I have to say this is NOT my experience. One of the biggest complaints we hear about is TVs losing the picture or turning off completely. In our experience it's nearly always due to low voltage caused by voltage drop on the vehicle wiring, state of battery charge and sudden current draws such as heating or water pumps coming on.
A lot of electronic devices run at 5v internally. What they actually get depends on how they reduce the input voltage. In many cases it's a straight correlation. 12v in, 5v out. 10v in 4v out and that's not enough.
Please also bear in mind that internally current is 5amps at 12v and is fused for that. Drop the voltage to 10v and now your fuse needs to cope with 6 amps.
It's often the UNDER-voltage that pops fuses and not over-voltage.

Doug


----------



## autostratus (May 9, 2005)

devonidiot said:


> Anyone seen the latest offer from Argos?
> 
> 15" LCD TV for £79.99. Thinking of getting one for the van.

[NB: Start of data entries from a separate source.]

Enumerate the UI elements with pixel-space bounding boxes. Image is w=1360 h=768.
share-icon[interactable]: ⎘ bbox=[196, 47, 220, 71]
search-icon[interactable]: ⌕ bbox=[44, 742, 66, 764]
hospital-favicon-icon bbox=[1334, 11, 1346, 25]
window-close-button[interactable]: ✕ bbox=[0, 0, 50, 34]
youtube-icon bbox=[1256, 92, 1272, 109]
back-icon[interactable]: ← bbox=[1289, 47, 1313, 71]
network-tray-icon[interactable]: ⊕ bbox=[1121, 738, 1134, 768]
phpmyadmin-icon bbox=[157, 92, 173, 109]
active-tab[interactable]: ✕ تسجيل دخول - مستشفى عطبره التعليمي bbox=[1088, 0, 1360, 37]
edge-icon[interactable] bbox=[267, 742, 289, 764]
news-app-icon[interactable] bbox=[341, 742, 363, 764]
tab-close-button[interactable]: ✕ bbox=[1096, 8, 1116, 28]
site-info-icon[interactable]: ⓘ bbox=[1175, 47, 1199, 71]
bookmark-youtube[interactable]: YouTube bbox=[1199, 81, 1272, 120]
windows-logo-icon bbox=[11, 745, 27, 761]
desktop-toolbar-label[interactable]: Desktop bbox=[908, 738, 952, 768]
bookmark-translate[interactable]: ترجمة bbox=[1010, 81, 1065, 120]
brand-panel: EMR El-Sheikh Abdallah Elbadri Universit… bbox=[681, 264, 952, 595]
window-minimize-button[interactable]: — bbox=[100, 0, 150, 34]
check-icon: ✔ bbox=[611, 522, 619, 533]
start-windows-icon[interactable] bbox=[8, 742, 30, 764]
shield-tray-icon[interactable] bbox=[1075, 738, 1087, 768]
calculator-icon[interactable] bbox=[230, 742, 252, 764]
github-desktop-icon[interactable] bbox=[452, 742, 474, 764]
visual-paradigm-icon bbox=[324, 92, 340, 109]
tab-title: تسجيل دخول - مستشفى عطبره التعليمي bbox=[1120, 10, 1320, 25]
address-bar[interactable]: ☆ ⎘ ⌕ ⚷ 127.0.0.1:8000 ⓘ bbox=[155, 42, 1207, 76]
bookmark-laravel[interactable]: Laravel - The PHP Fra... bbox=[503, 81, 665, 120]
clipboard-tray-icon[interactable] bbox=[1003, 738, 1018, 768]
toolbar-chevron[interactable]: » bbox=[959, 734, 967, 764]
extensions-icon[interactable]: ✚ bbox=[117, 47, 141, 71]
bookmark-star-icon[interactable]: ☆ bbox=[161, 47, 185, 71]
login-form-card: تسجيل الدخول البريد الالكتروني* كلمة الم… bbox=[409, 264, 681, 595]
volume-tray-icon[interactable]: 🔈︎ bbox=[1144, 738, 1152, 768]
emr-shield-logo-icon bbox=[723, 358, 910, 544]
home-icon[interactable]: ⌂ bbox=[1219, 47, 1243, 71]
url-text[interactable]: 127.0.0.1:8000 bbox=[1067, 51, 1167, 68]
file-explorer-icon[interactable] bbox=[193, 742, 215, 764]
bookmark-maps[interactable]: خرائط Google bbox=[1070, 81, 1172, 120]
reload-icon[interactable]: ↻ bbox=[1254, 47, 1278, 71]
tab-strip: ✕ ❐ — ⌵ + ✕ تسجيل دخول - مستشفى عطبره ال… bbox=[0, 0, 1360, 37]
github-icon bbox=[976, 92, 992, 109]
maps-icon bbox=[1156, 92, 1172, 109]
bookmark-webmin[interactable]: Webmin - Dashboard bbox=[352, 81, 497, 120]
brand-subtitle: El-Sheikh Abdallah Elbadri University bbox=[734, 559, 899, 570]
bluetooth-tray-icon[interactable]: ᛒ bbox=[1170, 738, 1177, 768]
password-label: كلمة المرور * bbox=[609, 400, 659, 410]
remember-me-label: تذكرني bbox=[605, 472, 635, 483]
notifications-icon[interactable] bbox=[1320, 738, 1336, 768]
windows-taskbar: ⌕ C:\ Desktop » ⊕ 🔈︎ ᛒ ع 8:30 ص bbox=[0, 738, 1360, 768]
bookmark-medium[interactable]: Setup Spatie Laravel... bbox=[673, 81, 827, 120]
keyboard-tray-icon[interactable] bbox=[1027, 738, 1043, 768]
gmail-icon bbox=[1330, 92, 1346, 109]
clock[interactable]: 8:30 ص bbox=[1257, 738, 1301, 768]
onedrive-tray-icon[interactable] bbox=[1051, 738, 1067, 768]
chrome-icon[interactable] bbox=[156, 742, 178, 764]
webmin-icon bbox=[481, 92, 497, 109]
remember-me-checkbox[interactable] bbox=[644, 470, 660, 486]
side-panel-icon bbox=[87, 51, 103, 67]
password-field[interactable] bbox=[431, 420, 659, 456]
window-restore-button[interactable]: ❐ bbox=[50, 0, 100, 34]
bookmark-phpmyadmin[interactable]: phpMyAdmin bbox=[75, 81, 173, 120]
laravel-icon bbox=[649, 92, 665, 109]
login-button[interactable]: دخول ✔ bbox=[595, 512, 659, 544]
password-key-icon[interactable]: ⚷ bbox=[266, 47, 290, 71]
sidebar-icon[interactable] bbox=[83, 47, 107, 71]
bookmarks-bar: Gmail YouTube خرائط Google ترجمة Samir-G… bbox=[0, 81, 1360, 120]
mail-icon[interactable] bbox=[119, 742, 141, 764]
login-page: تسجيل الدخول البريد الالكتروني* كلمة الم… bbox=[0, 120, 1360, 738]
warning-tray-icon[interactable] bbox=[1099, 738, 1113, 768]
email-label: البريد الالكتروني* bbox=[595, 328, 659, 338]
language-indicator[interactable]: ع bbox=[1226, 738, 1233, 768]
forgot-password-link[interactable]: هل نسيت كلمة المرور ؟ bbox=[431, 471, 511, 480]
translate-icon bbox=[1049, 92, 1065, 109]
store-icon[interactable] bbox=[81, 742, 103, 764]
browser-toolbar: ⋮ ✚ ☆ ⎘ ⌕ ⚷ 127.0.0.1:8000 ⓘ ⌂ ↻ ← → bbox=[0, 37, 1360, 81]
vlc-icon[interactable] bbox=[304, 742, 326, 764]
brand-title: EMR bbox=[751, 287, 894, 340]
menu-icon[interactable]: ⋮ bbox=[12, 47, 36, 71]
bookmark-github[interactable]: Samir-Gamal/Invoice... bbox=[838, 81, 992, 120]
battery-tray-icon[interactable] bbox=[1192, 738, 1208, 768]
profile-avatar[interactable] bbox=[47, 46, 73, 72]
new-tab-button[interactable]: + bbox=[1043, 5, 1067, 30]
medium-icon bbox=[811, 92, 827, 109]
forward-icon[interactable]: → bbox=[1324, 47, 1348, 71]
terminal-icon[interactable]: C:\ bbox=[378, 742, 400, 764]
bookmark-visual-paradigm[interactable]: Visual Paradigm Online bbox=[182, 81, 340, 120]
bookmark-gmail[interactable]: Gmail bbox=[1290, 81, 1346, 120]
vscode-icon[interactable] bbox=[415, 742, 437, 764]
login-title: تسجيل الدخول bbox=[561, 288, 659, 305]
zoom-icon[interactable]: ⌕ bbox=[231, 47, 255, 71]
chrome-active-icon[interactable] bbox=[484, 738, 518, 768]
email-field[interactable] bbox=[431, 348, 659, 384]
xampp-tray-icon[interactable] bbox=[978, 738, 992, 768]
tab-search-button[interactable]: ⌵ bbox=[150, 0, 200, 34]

*The offer has now expired.
The price has gone up to £99.99*


----------



## maddie (Jan 4, 2006)

Hi Doug,as said in earylier post the picture goes but it still has sound giving plenty of warning that your batts are low! This seams to confirm what you say.I trust Pauls judgement on all matters electrical as I don't know much on that side of things only what works for me, ie tv ondigi and dvd player
terry


----------



## erneboy (Feb 8, 2007)

Hi, 
I too use an lcd combi tv-dvd, sold in asda for home use but looking behind it I found that it was transformed down to 12v DC, great job and much less expensive than anything I could find on camping or MH sites. Two words of caution, get the polarity right or you may damage the tv and be aware that some are very voltage sensitive so that if you are using lights water pump etc. at the same time it may go off due to the voltage dropping, not too big a problem but a bother if you are watching a dvd as you you will have to reload every time this happens, 
Alan


----------